Oklahoma’s maternal mortality rate increased slightly, according to an annual state report. The uptick was consistent with elevated rates nationally that are linked, in part, to COVID-related deaths.
Data from Oklahoma Vital Statistics outlines an increase in maternal deaths from 31 per 100,000 live births during the 2019-2021 reporting period to 31.9 per 100,000 from 2020-2022. The national rate was 26.3 per 100,000 during that time.
Oklahoma’s definition of maternal death includes the death of a woman while pregnant or within 42 days after a pregnancy’s termination “from any cause related to or aggravated by the pregnancy or its management.” The definition excludes accidental or incidental causes.
That rate varies significantly by race in Oklahoma. White women had the lowest maternal mortality rate at 22.8 per 100,000 live births, while Black women had 70 per 100,000. In 2022, the maternal mortality rate for Black women was 49.5 per 100,000 nationally.
The report, which was issued by the Oklahoma State Department of Health, notes that three-year maternal mortality rates remain elevated locally and nationally because of COVID-19-related deaths. Those accounted for a quarter of Oklahoma’s maternal deaths compared to one-fifth nationally.
Excluding COVID-related deaths, the nation’s maternal mortality rate decreased by .5% and fell by 4.8% in Oklahoma, according to the report.
Oklahoma also has a process to identify and explore medical facts surrounding the state’s maternal deaths through its Maternal Mortality Review Committee. The group has statutory authority to review pregnancy-associated deaths and obtain documents from them, like medical examiner reports, and medical and law enforcement records.
But the report notes there are limitations to the data it can gather on Indigenous Oklahomans, as state statute does not necessarily apply to tribal organizations and providers because of Indigenous data sovereignty.
The committee has reviewed 80 deaths occurring during pregnancy or within one year of a pregnancy’s termination from 2017-2021. It found that 52.5% were pregnancy-related, which is “a death caused by a pregnancy complication, a chain of events initiated by pregnancy, or the aggravation of an unrelated condition by the physiologic effects of pregnancy.”
Nearly 80% of these deaths were deemed preventable.
Contributing factors included substance use disorders, patients' adherence to recommendations like prenatal care and being vaccinated for the flu or COVID-19, chronic conditions and delays in care. The top causes of pregnancy-related deaths were hemorrhages, infections and cardiac conditions.
According to the Oklahoma Behavioral Risk Factor Surveillance System, chronic conditions and reduced access to care are prevalent among women of reproductive age. State data reported among women ages 18 through 44 in 2022 found:
- 16.8% reported their health status as fair or poor
- 23.3% felt that in the past year, a doctor's visit was too costly to attend
- 4.7% of women reported ever receiving a diabetes diagnosis
- 3.3% reported gestational diabetes
- 70.1% with known BMI were considered overweight or obese
- 15.2% were current smokers
Over half of Oklahoma’s 77 counties are also maternity care deserts, which are predominantly rural areas without obstetric care and providers.
To combat maternal morbidity and mortality, the committee offered a series of recommendations:
- Addressing and reducing the prevalence of chronic conditions which can increase risk
- Increase the adoption of guidelines for pregnancy and postpartum care
- Addressing gaps in provider knowledge on complications
- Improve the quality of prenatal and postpartum care
- Advocate for legislation to reduce maternal deaths
A new law aiming to increase the efficiency of the Maternal Mortality Review Committee and the data available to it recently went into effect. House Bill 2152 requires hospitals to make a reasonable effort to report all maternal deaths to the Chief Medical Examiner within 72 hours.

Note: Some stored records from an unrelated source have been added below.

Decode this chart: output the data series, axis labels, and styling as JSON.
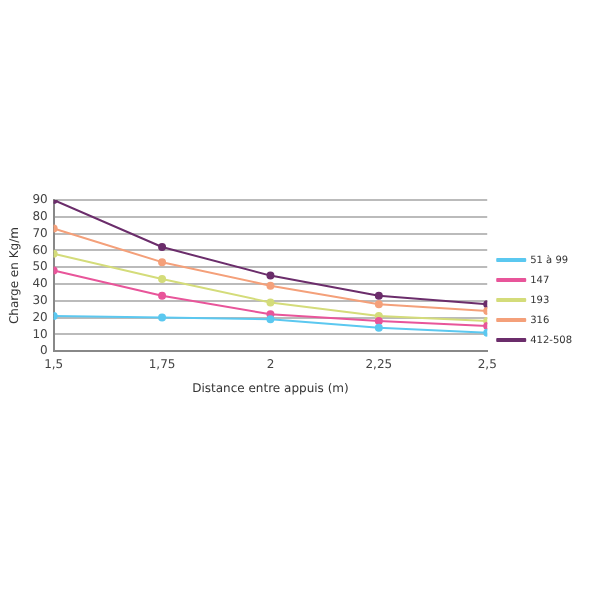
{
  "chart_data": {
    "type": "line",
    "xlabel": "Distance entre appuis (m)",
    "ylabel": "Charge en Kg/m",
    "x": [
      1.5,
      1.75,
      2,
      2.25,
      2.5
    ],
    "xlim": [
      1.5,
      2.5
    ],
    "xticks": [
      {
        "value": 1.5,
        "label": "1,5"
      },
      {
        "value": 1.75,
        "label": "1,75"
      },
      2,
      {
        "value": 2.25,
        "label": "2,25"
      },
      {
        "value": 2.5,
        "label": "2,5"
      }
    ],
    "ylim": [
      0,
      90
    ],
    "yticks": [
      0,
      10,
      20,
      30,
      40,
      50,
      60,
      70,
      80,
      90
    ],
    "grid": "y",
    "legend": "right",
    "marker": "circle",
    "line_style": "solid",
    "series": [
      {
        "name": "51 à 99",
        "color": "#5bc8f0",
        "values": [
          21,
          20,
          19,
          14,
          11
        ]
      },
      {
        "name": "147",
        "color": "#e8559a",
        "values": [
          48,
          33,
          22,
          18,
          15
        ]
      },
      {
        "name": "193",
        "color": "#d4dc7a",
        "values": [
          58,
          43,
          29,
          21,
          18
        ]
      },
      {
        "name": "316",
        "color": "#f4a07a",
        "values": [
          73,
          53,
          39,
          28,
          24
        ]
      },
      {
        "name": "412-508",
        "color": "#6b2d6b",
        "values": [
          90,
          62,
          45,
          33,
          28
        ]
      }
    ]
  }
}
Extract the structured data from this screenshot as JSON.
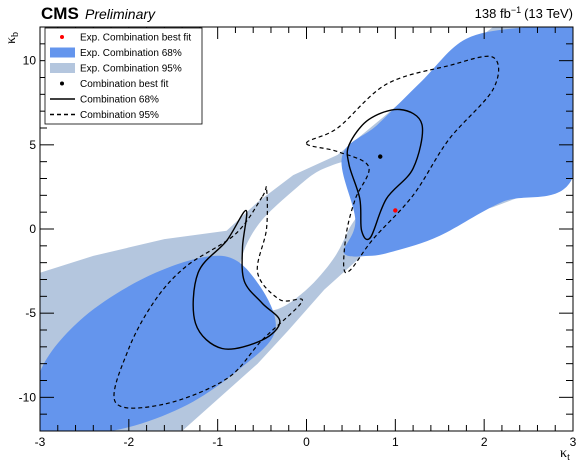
{
  "header": {
    "experiment": "CMS",
    "status": "Preliminary",
    "lumi_value": "138 fb",
    "lumi_exp": "−1",
    "lumi_energy": "(13 TeV)"
  },
  "colors": {
    "band95": "#b4c6de",
    "band68": "#6495ed",
    "exp_best_fit": "#ff0000",
    "obs_best_fit": "#000000"
  },
  "chart_data": {
    "type": "contour",
    "xlabel": "κ",
    "xlabel_sub": "t",
    "ylabel": "κ",
    "ylabel_sub": "b",
    "xlim": [
      -3,
      3
    ],
    "ylim": [
      -12,
      12
    ],
    "x_ticks": [
      "-3",
      "-2",
      "-1",
      "0",
      "1",
      "2",
      "3"
    ],
    "y_ticks": [
      "-10",
      "-5",
      "0",
      "5",
      "10"
    ],
    "legend": [
      {
        "label": "Exp. Combination best fit",
        "style": "red-dot"
      },
      {
        "label": "Exp. Combination 68%",
        "style": "fill-68"
      },
      {
        "label": "Exp. Combination 95%",
        "style": "fill-95"
      },
      {
        "label": "Combination best fit",
        "style": "black-dot"
      },
      {
        "label": "Combination 68%",
        "style": "solid-line"
      },
      {
        "label": "Combination 95%",
        "style": "dashed-line"
      }
    ],
    "exp_best_fit": {
      "x": 1.0,
      "y": 1.1
    },
    "obs_best_fit": {
      "x": 0.83,
      "y": 4.3
    },
    "exp_95_outer": [
      [
        -3,
        -12
      ],
      [
        -3,
        -2.6
      ],
      [
        -2.4,
        -1.6
      ],
      [
        -1.6,
        -0.6
      ],
      [
        -0.9,
        -0.1
      ],
      [
        -0.55,
        1.6
      ],
      [
        -0.15,
        3.2
      ],
      [
        0.35,
        4.4
      ],
      [
        0.9,
        6.8
      ],
      [
        1.6,
        10
      ],
      [
        2.1,
        12
      ],
      [
        3,
        12
      ],
      [
        3,
        3.1
      ],
      [
        2.1,
        1.3
      ],
      [
        1.35,
        0.2
      ],
      [
        0.75,
        -1.0
      ],
      [
        0.2,
        -3.6
      ],
      [
        -0.2,
        -6.0
      ],
      [
        -0.55,
        -8
      ],
      [
        -1.4,
        -12
      ]
    ],
    "exp_68_upper": [
      [
        0.4,
        4.3
      ],
      [
        0.8,
        6.2
      ],
      [
        1.3,
        8.8
      ],
      [
        1.8,
        11.3
      ],
      [
        2.5,
        12
      ],
      [
        3,
        12
      ],
      [
        3,
        3.1
      ],
      [
        2.2,
        1.6
      ],
      [
        1.5,
        -0.4
      ],
      [
        1.0,
        -1.3
      ],
      [
        0.7,
        -1.6
      ],
      [
        0.42,
        -1.4
      ],
      [
        0.55,
        0.5
      ]
    ],
    "exp_68_lower": [
      [
        -0.55,
        -3.2
      ],
      [
        -0.95,
        -1.6
      ],
      [
        -1.7,
        -2.6
      ],
      [
        -2.5,
        -5.2
      ],
      [
        -3,
        -8.5
      ],
      [
        -3,
        -12
      ],
      [
        -2.2,
        -12
      ],
      [
        -1.4,
        -10.6
      ],
      [
        -0.75,
        -8.3
      ],
      [
        -0.35,
        -6.0
      ]
    ],
    "exp_95_inner_hole": [
      [
        0.2,
        3.6
      ],
      [
        0.55,
        3.9
      ],
      [
        0.62,
        1.5
      ],
      [
        0.48,
        0.0
      ],
      [
        0.3,
        -1.8
      ],
      [
        0.0,
        -3.6
      ],
      [
        -0.35,
        -4.8
      ],
      [
        -0.7,
        -4.6
      ],
      [
        -0.75,
        -2.2
      ],
      [
        -0.55,
        0.2
      ],
      [
        -0.1,
        2.5
      ]
    ],
    "comb_68_upper": [
      [
        0.48,
        5.0
      ],
      [
        0.7,
        6.5
      ],
      [
        1.05,
        7.1
      ],
      [
        1.3,
        6.2
      ],
      [
        1.2,
        3.6
      ],
      [
        0.9,
        1.8
      ],
      [
        0.72,
        -0.5
      ],
      [
        0.62,
        -0.1
      ],
      [
        0.6,
        1.8
      ],
      [
        0.48,
        3.8
      ]
    ],
    "comb_68_lower": [
      [
        -0.68,
        1.1
      ],
      [
        -0.9,
        -0.7
      ],
      [
        -1.22,
        -2.6
      ],
      [
        -1.25,
        -5.6
      ],
      [
        -0.95,
        -7.1
      ],
      [
        -0.5,
        -6.6
      ],
      [
        -0.3,
        -5.5
      ],
      [
        -0.5,
        -4.4
      ],
      [
        -0.7,
        -3.1
      ],
      [
        -0.72,
        -1.1
      ]
    ],
    "comb_95_upper": [
      [
        0.0,
        5.1
      ],
      [
        0.35,
        6.0
      ],
      [
        0.9,
        8.6
      ],
      [
        1.6,
        9.7
      ],
      [
        2.1,
        10.2
      ],
      [
        2.1,
        8.3
      ],
      [
        1.6,
        5.3
      ],
      [
        1.2,
        2.0
      ],
      [
        0.75,
        -0.6
      ],
      [
        0.5,
        -2.4
      ],
      [
        0.42,
        -2.3
      ],
      [
        0.45,
        -0.2
      ],
      [
        0.55,
        1.8
      ],
      [
        0.7,
        3.7
      ],
      [
        0.35,
        4.6
      ]
    ],
    "comb_95_lower": [
      [
        -0.5,
        1.9
      ],
      [
        -0.8,
        -0.3
      ],
      [
        -1.35,
        -2.2
      ],
      [
        -1.7,
        -4.2
      ],
      [
        -2.0,
        -7.1
      ],
      [
        -2.15,
        -10.3
      ],
      [
        -1.6,
        -10.4
      ],
      [
        -0.9,
        -8.9
      ],
      [
        -0.5,
        -6.6
      ],
      [
        -0.05,
        -4.3
      ],
      [
        -0.3,
        -4.2
      ],
      [
        -0.55,
        -2.6
      ],
      [
        -0.45,
        0.0
      ],
      [
        -0.45,
        2.4
      ]
    ]
  }
}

“With better data, the (Oklahoma Maternal Mortality Review Committee) can help us implement better strategies to reduce maternal deaths in Oklahoma,” Sen. Jo Anna Dossett (D-Tulsa) said in a press release.
A once-optional practice is now mandatory under HB 2152 — reported deaths must be investigated. The results from those reports will be sent to the Oklahoma Maternal Mortality Review Committee.
The law also decreases the membership of the committee from 25 to 11.